Ehhhh not convinced that's a fair comparison.

In Chalk (node.js library for terminal coloring via escape codes) we had a "vulnerability" reported to us that inputs to our library that had malicious escapes were passed through and thus our library allowed RCE.

Never in the docs did we claim we sanitized inputs, nor should we - the net result is that the library would be slower and bulkier for the 99% case and protect only a fraction of the remainder from any sort of real attack - and those users should probably be doing their own sanitization anyway.

Is that really our fault? No, not really. I don't think that if mailgun doesn't support it, should it be considered a vulnerability. GP had it right - could be a cool feature but this is not some oversight unless they market that as being a security measure.

Agreed. I think the point here is that what % of Mailgun users will be doing this additional processing? I suspect it's basically 0%.

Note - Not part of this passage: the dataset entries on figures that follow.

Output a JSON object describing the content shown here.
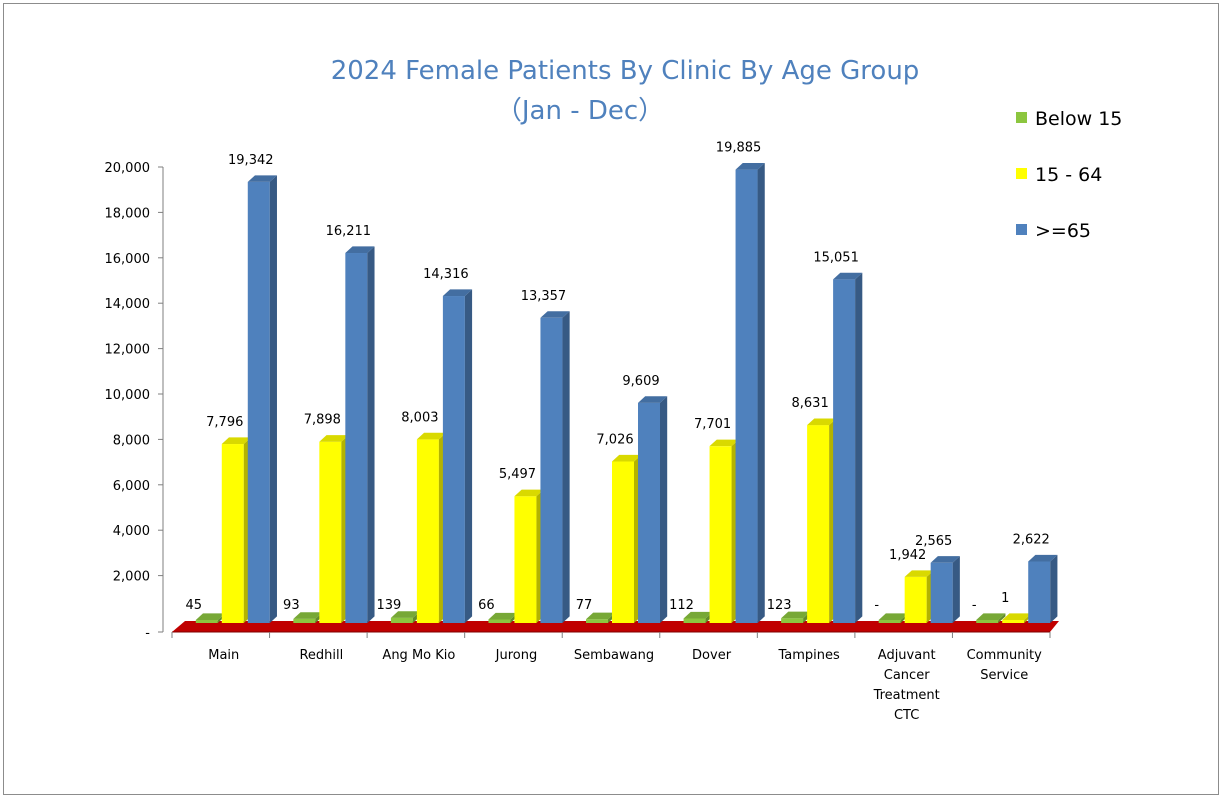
{
  "chart_data": {
    "type": "bar",
    "title": "2024 Female Patients By Clinic By Age Group",
    "subtitle": "（Jan - Dec）",
    "categories": [
      [
        "Main"
      ],
      [
        "Redhill"
      ],
      [
        "Ang Mo Kio"
      ],
      [
        "Jurong"
      ],
      [
        "Sembawang"
      ],
      [
        "Dover"
      ],
      [
        "Tampines"
      ],
      [
        "Adjuvant",
        "Cancer",
        "Treatment",
        "CTC"
      ],
      [
        "Community",
        "Service"
      ]
    ],
    "series": [
      {
        "name": "Below 15",
        "color": "#8cc63f",
        "values": [
          45,
          93,
          139,
          66,
          77,
          112,
          123,
          0,
          0
        ],
        "labels": [
          "45",
          "93",
          "139",
          "66",
          "77",
          "112",
          "123",
          "-",
          "-"
        ]
      },
      {
        "name": "15 - 64",
        "color": "#ffff00",
        "values": [
          7796,
          7898,
          8003,
          5497,
          7026,
          7701,
          8631,
          1942,
          1
        ],
        "labels": [
          "7,796",
          "7,898",
          "8,003",
          "5,497",
          "7,026",
          "7,701",
          "8,631",
          "1,942",
          "1"
        ]
      },
      {
        "name": ">=65",
        "color": "#4f81bd",
        "values": [
          19342,
          16211,
          14316,
          13357,
          9609,
          19885,
          15051,
          2565,
          2622
        ],
        "labels": [
          "19,342",
          "16,211",
          "14,316",
          "13,357",
          "9,609",
          "19,885",
          "15,051",
          "2,565",
          "2,622"
        ]
      }
    ],
    "yticks": [
      "-",
      "2,000",
      "4,000",
      "6,000",
      "8,000",
      "10,000",
      "12,000",
      "14,000",
      "16,000",
      "18,000",
      "20,000"
    ],
    "ylim": [
      0,
      20000
    ],
    "floor_color": "#c00000",
    "legend_position": "top-right",
    "grid": false
  }
}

Why? It's not outlined in their specs, their sales copy implies they are handling it, and sensible headers are sometimes there which is extra misleading.

The mouse and keyboard are a vulnerability.

This definition makes the word pretty meaningless. I'd stick to things not doing what they promise to do. To do email doesn't require handling these other, tacked on later, protocols as well. They probably also fail to scan for Nigerian king scams but that isn't really a problem email solves so we don't fault them for it.